Public gets a glimpse into historic building's transformation

STERLING – The community was given a sneak peek Thursday of the continued transformation of a historic downtown building.

Sterling Main Street hosted a Business After Hours event from 5 to 7 p.m. at The Mercantile building at 117 W. Third St., known for 61 years as Fred Boese Floor Coverings.

Sterling Today, a nonprofit economic development group, is working to preserve the building’s historic integrity while making it a vibrant part of the downtown.

Because the nonprofit is handling the project alone, the work is being done in phases to make it financially feasible. The plan is for mixed-use development, with businesses on the main floor and a residential component for the second and third floors.

Much of the exterior work has been done, giving the original shell a badly needed facelift.

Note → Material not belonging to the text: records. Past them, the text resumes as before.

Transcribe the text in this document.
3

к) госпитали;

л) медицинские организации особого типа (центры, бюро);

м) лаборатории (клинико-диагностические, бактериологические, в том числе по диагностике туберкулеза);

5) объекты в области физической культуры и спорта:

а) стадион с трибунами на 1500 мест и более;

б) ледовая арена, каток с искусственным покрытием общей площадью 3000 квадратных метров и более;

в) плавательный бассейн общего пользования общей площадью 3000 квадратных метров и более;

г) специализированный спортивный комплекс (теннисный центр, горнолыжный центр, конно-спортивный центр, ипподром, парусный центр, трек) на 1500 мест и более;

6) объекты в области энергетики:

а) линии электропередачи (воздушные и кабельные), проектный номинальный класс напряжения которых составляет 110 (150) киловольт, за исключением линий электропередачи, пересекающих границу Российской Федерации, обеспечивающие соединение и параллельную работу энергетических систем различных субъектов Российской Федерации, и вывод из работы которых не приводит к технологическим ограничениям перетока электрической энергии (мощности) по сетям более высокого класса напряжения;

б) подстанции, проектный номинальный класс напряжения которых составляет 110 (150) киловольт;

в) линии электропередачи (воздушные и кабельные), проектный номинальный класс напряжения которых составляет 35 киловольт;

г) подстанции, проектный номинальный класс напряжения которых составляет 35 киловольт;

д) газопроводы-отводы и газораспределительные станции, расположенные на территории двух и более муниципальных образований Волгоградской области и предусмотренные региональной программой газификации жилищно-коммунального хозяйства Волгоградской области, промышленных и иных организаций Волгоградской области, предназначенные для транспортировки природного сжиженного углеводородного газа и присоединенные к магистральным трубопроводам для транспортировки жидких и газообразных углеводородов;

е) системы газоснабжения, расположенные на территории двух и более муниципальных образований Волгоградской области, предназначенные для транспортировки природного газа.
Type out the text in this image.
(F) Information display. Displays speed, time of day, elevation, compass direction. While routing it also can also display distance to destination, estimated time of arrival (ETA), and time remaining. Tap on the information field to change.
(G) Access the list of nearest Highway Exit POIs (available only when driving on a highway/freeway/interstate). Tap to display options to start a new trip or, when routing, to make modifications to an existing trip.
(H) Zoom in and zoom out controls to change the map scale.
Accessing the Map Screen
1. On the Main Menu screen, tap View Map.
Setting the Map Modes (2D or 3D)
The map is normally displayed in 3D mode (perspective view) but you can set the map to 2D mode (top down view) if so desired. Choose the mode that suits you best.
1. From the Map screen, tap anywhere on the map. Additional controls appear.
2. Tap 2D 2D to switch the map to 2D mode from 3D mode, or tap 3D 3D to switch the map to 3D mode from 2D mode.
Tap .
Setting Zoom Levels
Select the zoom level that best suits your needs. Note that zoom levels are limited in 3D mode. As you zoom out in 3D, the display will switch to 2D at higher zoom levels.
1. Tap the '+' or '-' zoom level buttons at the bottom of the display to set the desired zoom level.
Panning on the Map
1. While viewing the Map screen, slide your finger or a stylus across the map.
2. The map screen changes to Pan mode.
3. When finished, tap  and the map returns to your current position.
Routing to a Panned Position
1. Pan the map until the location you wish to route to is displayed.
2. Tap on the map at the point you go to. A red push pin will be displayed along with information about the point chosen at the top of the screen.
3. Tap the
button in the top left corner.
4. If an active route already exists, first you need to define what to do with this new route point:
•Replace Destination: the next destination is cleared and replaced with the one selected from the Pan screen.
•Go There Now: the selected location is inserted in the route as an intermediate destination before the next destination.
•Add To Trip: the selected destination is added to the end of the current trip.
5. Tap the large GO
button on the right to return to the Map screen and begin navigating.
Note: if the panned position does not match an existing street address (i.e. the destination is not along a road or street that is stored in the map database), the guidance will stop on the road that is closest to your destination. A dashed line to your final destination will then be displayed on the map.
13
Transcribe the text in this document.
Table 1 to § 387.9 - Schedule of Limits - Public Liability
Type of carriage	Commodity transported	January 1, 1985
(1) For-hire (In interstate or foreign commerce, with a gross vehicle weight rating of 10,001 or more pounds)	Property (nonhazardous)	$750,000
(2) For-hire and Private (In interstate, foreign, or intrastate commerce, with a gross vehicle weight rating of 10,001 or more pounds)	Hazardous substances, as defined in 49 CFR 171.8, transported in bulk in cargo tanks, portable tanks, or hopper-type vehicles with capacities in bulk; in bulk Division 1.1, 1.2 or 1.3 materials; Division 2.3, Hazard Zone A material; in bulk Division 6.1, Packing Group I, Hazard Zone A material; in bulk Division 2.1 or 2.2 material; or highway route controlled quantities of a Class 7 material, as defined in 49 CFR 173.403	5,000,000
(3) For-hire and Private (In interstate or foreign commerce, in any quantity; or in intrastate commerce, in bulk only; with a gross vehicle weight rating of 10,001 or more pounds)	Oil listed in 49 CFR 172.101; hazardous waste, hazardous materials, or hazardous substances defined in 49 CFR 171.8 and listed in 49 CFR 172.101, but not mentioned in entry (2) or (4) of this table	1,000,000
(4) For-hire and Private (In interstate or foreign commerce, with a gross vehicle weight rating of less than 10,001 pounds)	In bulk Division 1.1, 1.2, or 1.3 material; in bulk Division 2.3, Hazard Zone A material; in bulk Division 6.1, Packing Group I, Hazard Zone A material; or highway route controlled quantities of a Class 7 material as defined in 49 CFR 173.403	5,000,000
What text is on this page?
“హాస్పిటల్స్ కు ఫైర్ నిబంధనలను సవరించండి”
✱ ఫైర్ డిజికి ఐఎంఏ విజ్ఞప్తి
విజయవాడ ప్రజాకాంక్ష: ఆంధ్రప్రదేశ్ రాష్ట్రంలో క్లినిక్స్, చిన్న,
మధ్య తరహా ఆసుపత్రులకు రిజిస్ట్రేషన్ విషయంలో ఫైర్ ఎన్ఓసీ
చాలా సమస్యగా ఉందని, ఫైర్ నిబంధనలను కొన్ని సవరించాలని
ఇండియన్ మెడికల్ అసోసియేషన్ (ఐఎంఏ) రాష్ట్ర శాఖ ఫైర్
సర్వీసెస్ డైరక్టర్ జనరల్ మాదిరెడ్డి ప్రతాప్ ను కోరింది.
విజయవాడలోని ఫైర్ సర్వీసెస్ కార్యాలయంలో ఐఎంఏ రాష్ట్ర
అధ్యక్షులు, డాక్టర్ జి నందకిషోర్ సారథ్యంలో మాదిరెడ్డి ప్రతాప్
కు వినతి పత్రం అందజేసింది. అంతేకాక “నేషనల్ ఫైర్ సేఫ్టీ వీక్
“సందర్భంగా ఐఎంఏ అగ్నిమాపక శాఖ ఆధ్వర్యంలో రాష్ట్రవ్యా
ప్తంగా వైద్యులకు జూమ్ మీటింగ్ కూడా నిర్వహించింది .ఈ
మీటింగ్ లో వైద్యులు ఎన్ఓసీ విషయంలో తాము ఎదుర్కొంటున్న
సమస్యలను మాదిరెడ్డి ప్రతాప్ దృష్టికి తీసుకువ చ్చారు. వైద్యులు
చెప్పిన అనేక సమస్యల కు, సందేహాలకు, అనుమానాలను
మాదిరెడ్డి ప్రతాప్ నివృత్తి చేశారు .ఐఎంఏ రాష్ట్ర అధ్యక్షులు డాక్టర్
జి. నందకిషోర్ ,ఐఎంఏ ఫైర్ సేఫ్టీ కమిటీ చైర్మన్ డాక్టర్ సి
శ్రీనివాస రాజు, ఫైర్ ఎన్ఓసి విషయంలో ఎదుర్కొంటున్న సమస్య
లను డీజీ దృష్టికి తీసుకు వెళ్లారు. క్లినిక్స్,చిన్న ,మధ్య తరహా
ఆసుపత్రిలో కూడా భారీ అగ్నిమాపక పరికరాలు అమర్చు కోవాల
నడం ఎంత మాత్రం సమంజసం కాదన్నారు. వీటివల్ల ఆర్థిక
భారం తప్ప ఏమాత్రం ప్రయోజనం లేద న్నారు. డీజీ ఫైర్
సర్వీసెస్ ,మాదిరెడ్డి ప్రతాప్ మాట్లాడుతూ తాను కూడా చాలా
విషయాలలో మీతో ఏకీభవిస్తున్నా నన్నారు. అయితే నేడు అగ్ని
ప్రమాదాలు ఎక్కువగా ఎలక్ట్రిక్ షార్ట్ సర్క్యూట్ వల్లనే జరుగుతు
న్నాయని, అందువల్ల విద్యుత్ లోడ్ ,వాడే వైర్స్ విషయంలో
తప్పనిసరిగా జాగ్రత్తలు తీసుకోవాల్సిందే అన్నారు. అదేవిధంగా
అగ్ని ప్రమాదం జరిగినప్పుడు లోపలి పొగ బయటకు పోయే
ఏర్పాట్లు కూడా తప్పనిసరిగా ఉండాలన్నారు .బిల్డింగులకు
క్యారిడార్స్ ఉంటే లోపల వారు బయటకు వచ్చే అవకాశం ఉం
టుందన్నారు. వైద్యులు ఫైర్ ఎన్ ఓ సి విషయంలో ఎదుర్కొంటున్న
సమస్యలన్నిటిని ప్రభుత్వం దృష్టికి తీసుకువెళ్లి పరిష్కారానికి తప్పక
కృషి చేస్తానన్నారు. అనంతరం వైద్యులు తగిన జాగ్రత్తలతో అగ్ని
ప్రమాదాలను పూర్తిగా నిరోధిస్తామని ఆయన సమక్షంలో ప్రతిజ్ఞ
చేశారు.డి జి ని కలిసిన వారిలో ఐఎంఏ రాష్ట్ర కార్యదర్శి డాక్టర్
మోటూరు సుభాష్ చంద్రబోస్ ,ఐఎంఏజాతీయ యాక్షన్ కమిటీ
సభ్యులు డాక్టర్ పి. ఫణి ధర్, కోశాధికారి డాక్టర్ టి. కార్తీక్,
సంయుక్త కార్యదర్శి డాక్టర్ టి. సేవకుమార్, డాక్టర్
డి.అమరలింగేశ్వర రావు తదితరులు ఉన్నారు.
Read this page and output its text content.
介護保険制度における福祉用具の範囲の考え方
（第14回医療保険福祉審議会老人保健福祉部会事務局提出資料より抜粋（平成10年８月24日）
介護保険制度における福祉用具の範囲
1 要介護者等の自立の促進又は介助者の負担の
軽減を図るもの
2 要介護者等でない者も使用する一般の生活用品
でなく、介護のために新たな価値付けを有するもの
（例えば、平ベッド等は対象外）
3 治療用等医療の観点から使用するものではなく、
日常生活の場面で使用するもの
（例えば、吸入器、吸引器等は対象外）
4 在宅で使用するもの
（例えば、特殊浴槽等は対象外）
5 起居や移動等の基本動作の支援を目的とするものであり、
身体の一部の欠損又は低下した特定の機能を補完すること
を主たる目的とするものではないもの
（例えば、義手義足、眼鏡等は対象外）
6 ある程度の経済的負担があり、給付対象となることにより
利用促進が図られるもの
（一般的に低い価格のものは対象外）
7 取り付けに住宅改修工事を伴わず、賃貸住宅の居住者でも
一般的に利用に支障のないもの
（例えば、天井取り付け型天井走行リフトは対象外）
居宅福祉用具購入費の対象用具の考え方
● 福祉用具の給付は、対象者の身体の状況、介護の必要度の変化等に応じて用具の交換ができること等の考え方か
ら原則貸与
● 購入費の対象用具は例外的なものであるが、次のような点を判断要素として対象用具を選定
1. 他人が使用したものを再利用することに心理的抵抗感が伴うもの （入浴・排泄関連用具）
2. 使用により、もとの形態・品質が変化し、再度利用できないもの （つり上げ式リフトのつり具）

The focus now is on bringing tenants into the more than 7,500 square-foot main floor.

While it’s still “very much under construction,” Main Street wanted to create some buzz about the available storefronts.

“We just got our building permit last month, and we have no utilities, but we thought the time was right to create some enthusiasm and spread the word to someone needing a storefront,” Main Street Executive Director Janna Groharing said.

Although there has been a lot of interest in the space, it has been difficult to get a commitment when the rent is still an unknown.
It won’t be subdivided until the first tenant is secured.

“Our schematics are based on four different storefronts, but if someone wants more space, we’ll figure it out,” Groharing said.

The cost also will depend on whether business owners want their area built out for them or would prefer to finish it themselves.

Although Sterling Today and Main Street are open to just about anything on the first floor, they have visualized some of their favorite options.

“We’d definitely like to see a nice food and drink place there, or some specialty retail,” Groharing said.

Design plans were available at the open house. Some preliminary work has been done inside – enough to give visitors a glimpse of what the huge blank canvas could become. Much of the brick has been exposed and there’s a wood floor and vintage tin ceiling that add warmth and charm.

Planners are leaning toward apartments or condominiums on the other two floors. They have been doing market research to determine what prospective buyers would want from the property.